GROOT Databases

This is a brief overview of the databases used by GROOT.


Overview

As mentioned on the groot-graphs page, GROOT creates variation graphs from Multiple Sequence Alignments (MSAs) and stores them as groot graphs.

The MSAs represent a clustered database, each cluster is a collection of sequences which share high nucleotide identity. GROOT reads in each MSA file and converts it to a graph.

A set of clustered databases is provided (use the groot get subcommand) or you can generate your own clustered database. To cluster a database yourself, you can use the following commands on any multifasta file containing the sequences you want to use with GROOT:

mkdir CLUSTERED-DB && cd $_

vsearch --cluster_size /path/to/ARGs.fna --id 0.90 --msaout MSA.tmp

awk '!a[$0]++ {of="./cluster-" ++fc ".msa"; print $0 >> of ; close(of)}' RS= ORS="\n\n" MSA.tmp && rm MSA.tmp

cd ..
  • the above snippet will create a clustered database in the directory CLUSTERED-DB - now you can run groot index
groot index -m ./CLUSTERED-DB

groot-db and groot-core-db

As mentioned earlier, the groot get subcommand can download a pre-clustered database for you to use with GROOT. The following databases are available:

  • arg-annot (default)
  • resfinder
  • card
  • groot-db
  • groot-core-db

The groot-db and groot-core-db are both databases that are derived from ResFinder, ARG-annot and CARD. They have been included after requests by several users for a combination of available ARG databases. They were made as follows:

groot-db is made by combining all sequences in ResFinder, ARG-annot and CARD. Duplicates are removed and the sequences are then clustered at 90% identity.

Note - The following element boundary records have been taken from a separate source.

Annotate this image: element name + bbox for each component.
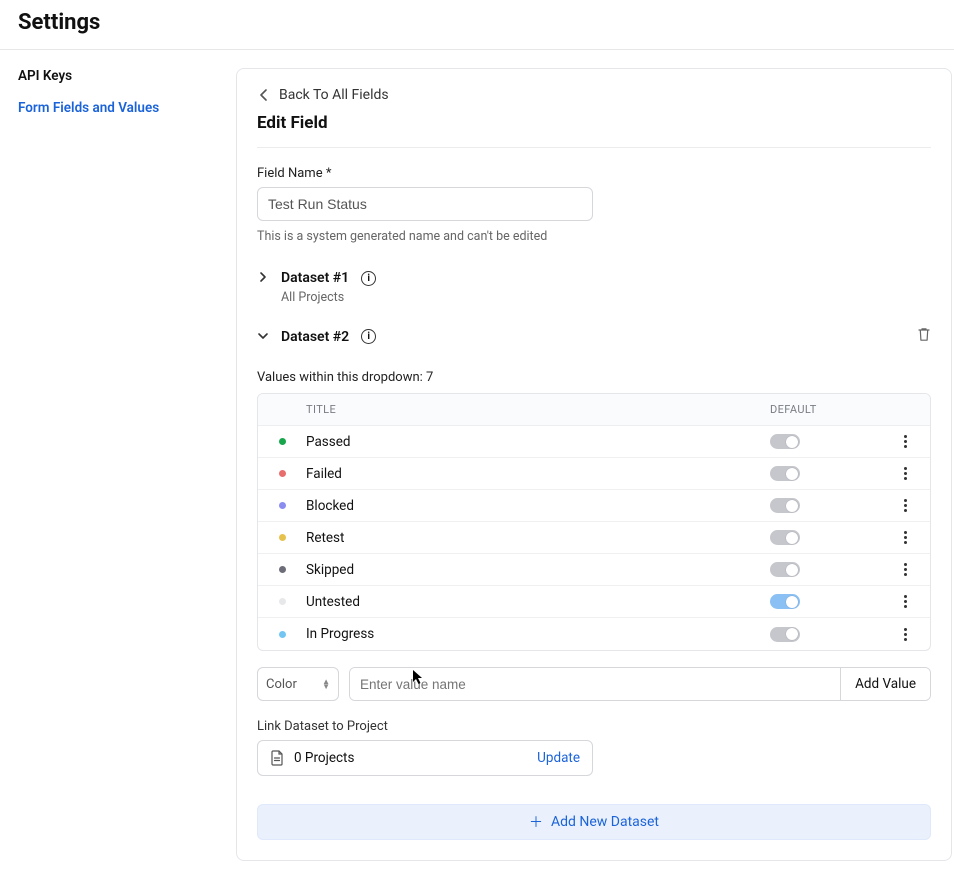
row-title: Retest [306,530,770,546]
add-new-dataset-label: Add New Dataset [551,814,659,830]
row-title: Failed [306,466,770,482]
color-dot [279,534,286,541]
table-row: Untested [258,586,930,618]
row-title: Passed [306,434,770,450]
dataset-2-title: Dataset #2 [281,329,349,345]
row-menu-button[interactable] [900,591,911,612]
dataset-1-header[interactable]: Dataset #1 i [257,270,931,286]
row-menu-button[interactable] [900,431,911,452]
plus-icon: ＋ [529,812,543,832]
col-title-header: TITLE [306,403,770,416]
table-row: In Progress [258,618,930,650]
sidebar: API Keys Form Fields and Values [0,50,236,879]
sidebar-item-api-keys[interactable]: API Keys [18,68,218,84]
table-row: Failed [258,458,930,490]
dataset-1-subtitle: All Projects [281,290,931,305]
field-name-helper: This is a system generated name and can'… [257,229,931,244]
table-row: Blocked [258,490,930,522]
add-value-row: Color ▲▼ Add Value [257,667,931,701]
row-menu-button[interactable] [900,495,911,516]
color-select-label: Color [266,677,297,692]
select-updown-icon: ▲▼ [322,679,330,689]
row-title: In Progress [306,626,770,642]
color-dot [279,470,286,477]
row-title: Blocked [306,498,770,514]
link-dataset-box: 0 Projects Update [257,740,593,776]
add-value-button[interactable]: Add Value [840,668,930,700]
link-dataset-label: Link Dataset to Project [257,719,931,734]
title-divider [257,147,931,148]
color-dot [279,566,286,573]
default-toggle[interactable] [770,434,800,449]
values-table: TITLE DEFAULT Passed Failed Blocked Retest S… [257,393,931,651]
color-dot [279,631,286,638]
main-card: Back To All Fields Edit Field Field Name… [236,68,952,861]
table-row: Skipped [258,554,930,586]
row-menu-button[interactable] [900,527,911,548]
table-row: Retest [258,522,930,554]
dataset-2-header[interactable]: Dataset #2 i [257,327,931,346]
color-dot [279,598,286,605]
field-name-label: Field Name * [257,166,931,181]
page-title: Settings [0,0,954,49]
link-projects-count: 0 Projects [294,750,354,766]
default-toggle[interactable] [770,530,800,545]
chevron-down-icon [257,330,271,344]
color-dot [279,438,286,445]
row-menu-button[interactable] [900,559,911,580]
back-link-label: Back To All Fields [279,87,389,103]
dataset-1-title: Dataset #1 [281,270,349,286]
row-title: Skipped [306,562,770,578]
default-toggle[interactable] [770,466,800,481]
table-row: Passed [258,426,930,458]
row-menu-button[interactable] [900,624,911,645]
chevron-right-icon [257,271,271,285]
edit-field-title: Edit Field [257,113,931,147]
info-icon[interactable]: i [361,329,376,344]
field-name-input [257,187,593,221]
color-dot [279,502,286,509]
value-input-group: Add Value [349,667,931,701]
sidebar-item-form-fields[interactable]: Form Fields and Values [18,100,218,116]
default-toggle[interactable] [770,594,800,609]
default-toggle[interactable] [770,562,800,577]
default-toggle[interactable] [770,627,800,642]
document-icon [270,750,284,766]
back-link[interactable]: Back To All Fields [257,87,931,103]
value-name-input[interactable] [350,668,840,700]
row-title: Untested [306,594,770,610]
values-count-label: Values within this dropdown: 7 [257,370,931,385]
col-default-header: DEFAULT [770,403,880,416]
color-select[interactable]: Color ▲▼ [257,667,339,701]
layout: API Keys Form Fields and Values Back To … [0,50,954,879]
add-new-dataset-button[interactable]: ＋ Add New Dataset [257,804,931,840]
delete-dataset-button[interactable] [917,327,931,346]
values-table-header: TITLE DEFAULT [258,394,930,426]
update-link-button[interactable]: Update [537,750,580,766]
info-icon[interactable]: i [361,271,376,286]
chevron-left-icon [257,88,271,102]
default-toggle[interactable] [770,498,800,513]
row-menu-button[interactable] [900,463,911,484]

groot-core-db is made by combining sequences that are present in each of the ResFinder, ARG-annot and CARD databases. One copy of each sequence is kept and then this collection is clustered at 90% identity.

Both groot-db and groot-core-db prepend a tag to each reference sequence so that the origin can be determined. For example:

>*groot-db_ARGANNOT__(AGly)APH-Stph:HE579073:1778413-1779213:801

In the directory downloaded by groot get, there will also be a timestamp that tells you when the database was created. The GROOT database will have used the most recently available versions of ResFinder/CARD/ARG-annot. The script used to do this is available in the GROOT repo:

db/groot-database/make-groot-dbs.sh